メーカーによって仕様が異なるHDDレコーダーからデータを救出するのは、場合によってはパソコンからのデータ救出よりもハードルが高く、かなり困難です。データ救出を個人で行うときにどういった点がネックになるのかを説明していきます。

3-1.内蔵ハードディスクの取り出しが必要

HDDレコーダーに保存されているデータを救出するには、内蔵されているハードディスクを取り出さなくてはいけません。一般的に、市販されているHDDレコーダーはハードディスクを取り出すことを想定していない構造のため、まずは本体を分解する必要があります。しかし、一度本体を分解してしまうと、保証期間中であってもメーカーの保証対象外になるというリスクがあります。確実にデータを救出できるとも限らず、最悪の場合はデータも機器本体も失うデメリットがあることを覚悟しておかなくてはならないでしょう。

分解する場合は、工具を使って静電気に注意しながら作業をします。電源を切り、ケーブル類やコンセントも抜いておきましょう。HDDレコーダー本体の構造やネジの位置などはメーカーや型番によって異なりますので、インターネットで情報を集めたり現物を観察したりするしかありません。機種によってはネジの位置がわかりづらい、カバーが外しにくいといったものもあります。分解するだけでも相応の知識と技術が求められるでしょう。

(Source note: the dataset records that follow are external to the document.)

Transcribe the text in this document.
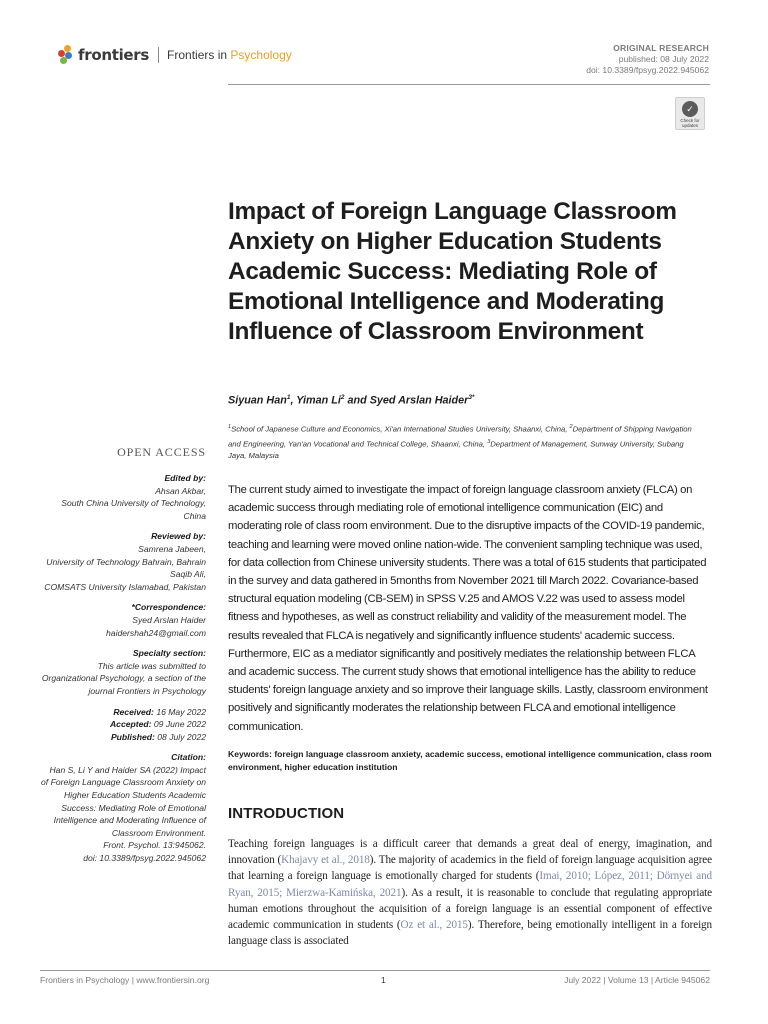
frontiers Frontiers in Psychology	ORIGINAL RESEARCH
published: 08 July 2022
doi: 10.3389/fpsyg.2022.945062
✓
Check for updates
Impact of Foreign Language Classroom Anxiety on Higher Education Students Academic Success: Mediating Role of Emotional Intelligence and Moderating Influence of Classroom Environment
Siyuan Han$^1$, Yiman Li$^2$ and Syed Arslan Haider$^{3*}$
$^1$School of Japanese Culture and Economics, Xi'an International Studies University, Shaanxi, China, $^2$Department of Shipping Navigation and Engineering, Yan'an Vocational and Technical College, Shaanxi, China, $^3$Department of Management, Sunway University, Subang Jaya, Malaysia
OPEN ACCESS
Edited by:
Ahsan Akbar,
South China University of Technology, China
Reviewed by:
Samrena Jabeen,
University of Technology Bahrain, Bahrain
Saqib Ali,
COMSATS University Islamabad, Pakistan
*Correspondence:
Syed Arslan Haider
haidershah24@gmail.com
Specialty section:
This article was submitted to Organizational Psychology, a section of the journal Frontiers in Psychology
Received: 16 May 2022
Accepted: 09 June 2022
Published: 08 July 2022
Citation:
Han S, Li Y and Haider SA (2022) Impact of Foreign Language Classroom Anxiety on Higher Education Students Academic Success: Mediating Role of Emotional Intelligence and Moderating Influence of Classroom Environment.
Front. Psychol. 13:945062.
doi: 10.3389/fpsyg.2022.945062

The current study aimed to investigate the impact of foreign language classroom anxiety (FLCA) on academic success through mediating role of emotional intelligence communication (EIC) and moderating role of class room environment. Due to the disruptive impacts of the COVID-19 pandemic, teaching and learning were moved online nation-wide. The convenient sampling technique was used, for data collection from Chinese university students. There was a total of 615 students that participated in the survey and data gathered in 5months from November 2021 till March 2022. Covariance-based structural equation modeling (CB-SEM) in SPSS V.25 and AMOS V.22 was used to assess model fitness and hypotheses, as well as construct reliability and validity of the measurement model. The results revealed that FLCA is negatively and significantly influence students' academic success. Furthermore, EIC as a mediator significantly and positively mediates the relationship between FLCA and academic success. The current study shows that emotional intelligence has the ability to reduce students' foreign language anxiety and so improve their language skills. Lastly, classroom environment positively and significantly moderates the relationship between FLCA and emotional intelligence communication.

Keywords: foreign language classroom anxiety, academic success, emotional intelligence communication, class room environment, higher education institution

INTRODUCTION

Teaching foreign languages is a difficult career that demands a great deal of energy, imagination, and innovation (Khajavy et al., 2018). The majority of academics in the field of foreign language acquisition agree that learning a foreign language is emotionally charged for students (Imai, 2010; López, 2011; Dörnyei and Ryan, 2015; Mierzwa-Kamińska, 2021). As a result, it is reasonable to conclude that regulating appropriate human emotions throughout the acquisition of a foreign language is an essential component of effective academic communication in students (Oz et al., 2015). Therefore, being emotionally intelligent in a foreign language class is associated

Frontiers in Psychology | www.frontiersin.org	1	July 2022 | Volume 13 | Article 945062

3-2.ハードディスクのフォーマット形式が異なる場合が多い

本体を分解してハードディスクを取り出したら、SATA-USB変換アダプタなどを使ってパソコンに接続させます。この時点で、パソコンや変換アダプタが手元にない場合はその用意から始めなくてはいけません。また、接続できたとしてもHDDレコーダーとパソコンではハードディスクのフォーマット形式が異なり、そのままデータを読み込むことは不可能です。HDDレコーダーのフォーマット形式を確認し、対応しているデータ復旧ソフトを用意する必要があります。また、ハードディスクが物理的に壊れている場合は、そもそもパソコンにつないでも認識しないということも考えられるでしょう。

3-3.復旧ソフトを使っても救出できるとは限らない

内蔵ハードディスクを取り出してパソコンに接続できたとしても、データ救出が成功するとは限りません。HDDレコーダー側の仕様やソフトの仕様から読み込みができないことは多く、ソフトウェア選びを間違うとここでストップしてしまいます。また、適切なソフトウェアを介して読み込みができたとしても、パソコンで使っているハードディスクとはデータの仕様が異なるため、完全に復元できる可能性は低くなりがちです。エラーメッセージが出て再生できない、再生できたとしても映像が欠けている、一部しか取り出せないなど、残念な結果に終わることもあります。

3-4.単純なHDDの換装も難点が多い

データの救出ができないのであれば、せめて故障したハードディスクを新しいものに交換してレコーダーを使えるようにしたいと考える人もいるでしょう。しかし、これを個人で行うのは簡単ではありません。まず、自力でのパーツ交換はメーカーの保証対象外になることや、自己責任で分解を行わなくてはならないのは先にも述べた通りです。延長保証などを含め保証期間内のHDDレコーダーを持っているのであれば、メーカーや店舗に修理を依頼したほうがいいでしょう。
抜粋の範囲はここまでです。